Mit 10 Monaten Haftstrafe zur Bewährung kam der beratende Anwalt Bernhard S. wohl glimpflich davon. Zusätzlich muss er 90.000 Euro Strafe bezahlen, …

berichtet heise online.

Den Verurteilten wurde vorgeworfen,

die illegale Warez-Download-Plattform gegründet und betrieben zu haben. Der Rechtsanwalt Bernhard S. wirkte dem Urteil zufolge am Betrieb der Plattform lediglich als Beihelfer mit. S. hatte stets bestritten, Kenntnis von den Inhalten auf der Website gehabt zu haben.

Laut Heise ging dem Urteil eine Verfahrensabsprache voraus; die Entscheidung des Landgerichts Mühlhausen wurde sofort rechtskräftig.

Das war ein langer Weg bis dahin. Los ging es bereits im September 2004 – und zwar richtig heftig:

Nach Informationen von heise online verdächtigt die Staatsanwaltschaft Mühlhausen einen der Kanzleiinhaber, den Rechtsanwalt Bernhard S., an Geldwäsche und der Gründung einer kriminellen Vereinigung beteiligt gewesen zu sein. Außerdem soll er massiv an Verstößen gegen das Urheberrecht mitgewirkt haben. Wegen Verdunklungs- und Fluchtgefahr befindet sich S. in Untersuchungshaft.

War aber wieder mal nicht soviel dran, wie die Staatsanwaltschaft anfangs gesehen hat.

Danke an Siegfried Schlosser für den Hinweis.
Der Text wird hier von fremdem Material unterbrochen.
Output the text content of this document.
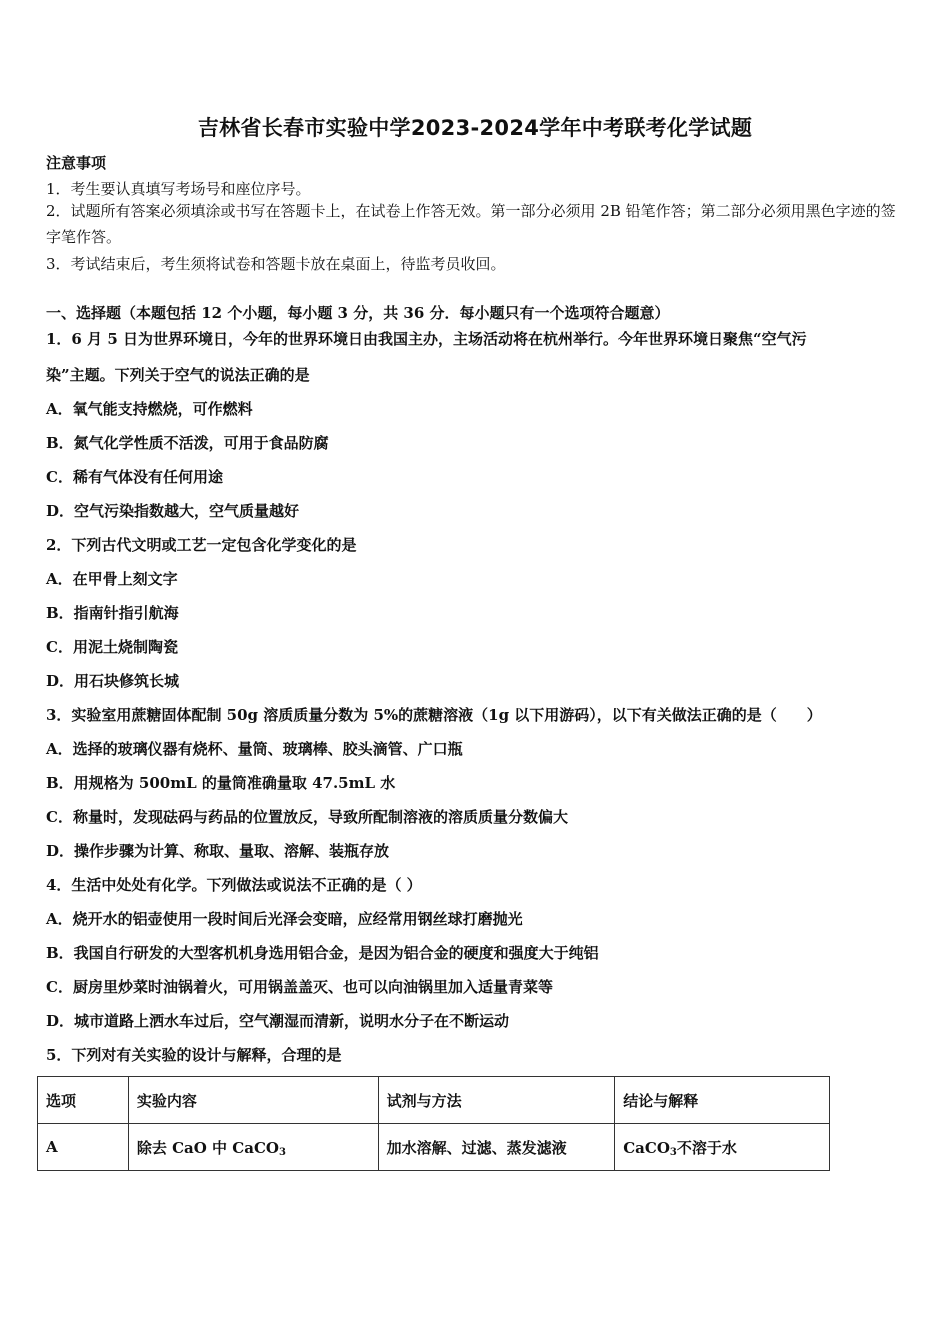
吉林省长春市实验中学2023-2024学年中考联考化学试题
注意事项
1．考生要认真填写考场号和座位序号。
2．试题所有答案必须填涂或书写在答题卡上，在试卷上作答无效。第一部分必须用 2B 铅笔作答；第二部分必须用黑色字迹的签字笔作答。
3．考试结束后，考生须将试卷和答题卡放在桌面上，待监考员收回。
一、选择题（本题包括 12 个小题，每小题 3 分，共 36 分．每小题只有一个选项符合题意）
1．6 月 5 日为世界环境日，今年的世界环境日由我国主办，主场活动将在杭州举行。今年世界环境日聚焦“空气污
染”主题。下列关于空气的说法正确的是
A．氧气能支持燃烧，可作燃料
B．氮气化学性质不活泼，可用于食品防腐
C．稀有气体没有任何用途
D．空气污染指数越大，空气质量越好
2．下列古代文明或工艺一定包含化学变化的是
A．在甲骨上刻文字
B．指南针指引航海
C．用泥土烧制陶瓷
D．用石块修筑长城
3．实验室用蔗糖固体配制 50g 溶质质量分数为 5%的蔗糖溶液（1g 以下用游码），以下有关做法正确的是（　　）
A．选择的玻璃仪器有烧杯、量筒、玻璃棒、胶头滴管、广口瓶
B．用规格为 500mL 的量筒准确量取 47.5mL 水
C．称量时，发现砝码与药品的位置放反，导致所配制溶液的溶质质量分数偏大
D．操作步骤为计算、称取、量取、溶解、装瓶存放
4．生活中处处有化学。下列做法或说法不正确的是（ ）
A．烧开水的铝壶使用一段时间后光泽会变暗，应经常用钢丝球打磨抛光
B．我国自行研发的大型客机机身选用铝合金，是因为铝合金的硬度和强度大于纯铝
C．厨房里炒菜时油锅着火，可用锅盖盖灭、也可以向油锅里加入适量青菜等
D．城市道路上洒水车过后，空气潮湿而清新，说明水分子在不断运动
5．下列对有关实验的设计与解释，合理的是
选项	实验内容	试剂与方法	结论与解释
A	除去 CaO 中 CaCO$_3$	加水溶解、过滤、蒸发滤液	CaCO$_3$不溶于水
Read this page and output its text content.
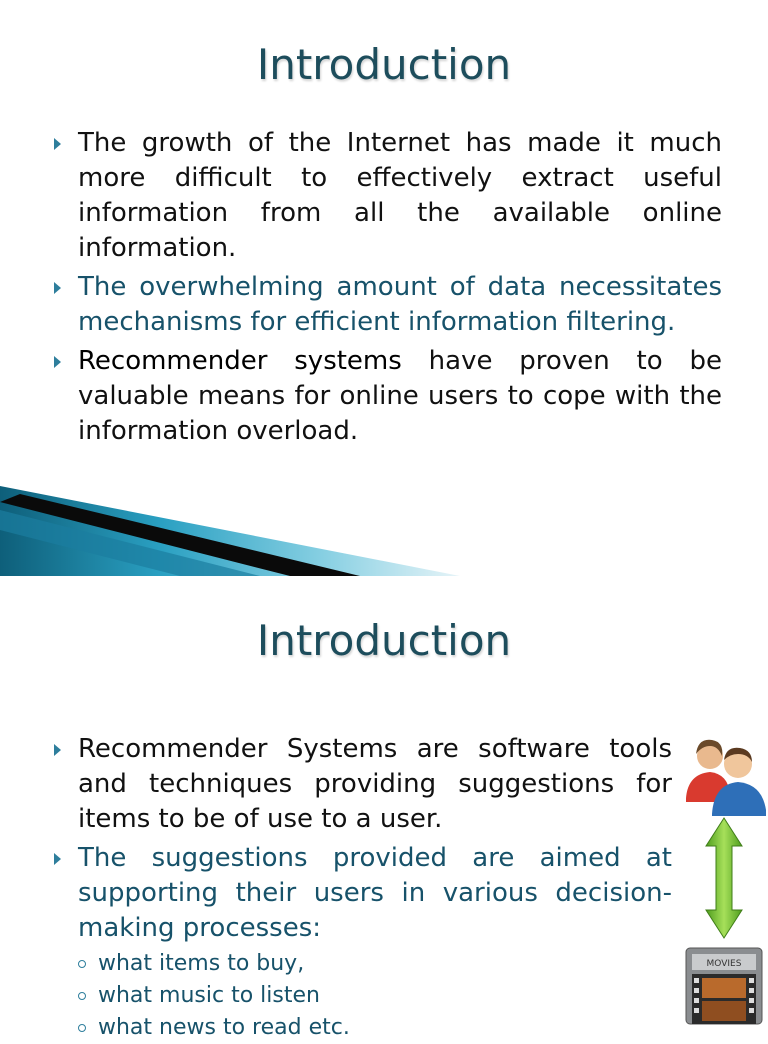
Introduction
The growth of the Internet has made it much more difficult to effectively extract useful information from all the available online information.
The overwhelming amount of data necessitates mechanisms for efficient information filtering.
Recommender systems have proven to be valuable means for online users to cope with the information overload.
Introduction
Recommender Systems are software tools and techniques providing suggestions for items to be of use to a user.
The suggestions provided are aimed at supporting their users in various decision-making processes:
what items to buy,
what music to listen
what news to read etc.
MOVIES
2 Gedanken zu „10 Monate Freiheitsstrafe für Rechtsanwalt“

  1. Die Zulassung als Anwalt dürfte damit nicht in Gefahr sein. Auch an Rechtsanwälte wird kein strengerer Maßstab angelegt als an Beamte. Diese verlieren erst ab einer Freiheitsstrafe von einem Jahr Ihren Job. Bei Anwälten kann Imho die Strafe auch darüber ausfallen. Kritisch für diese Berufsgruppe ist eher, ob das Delikt das Vertrauen der Mandanten untergräbt, zum Beispiel Veruntreuung von Kundengeldern.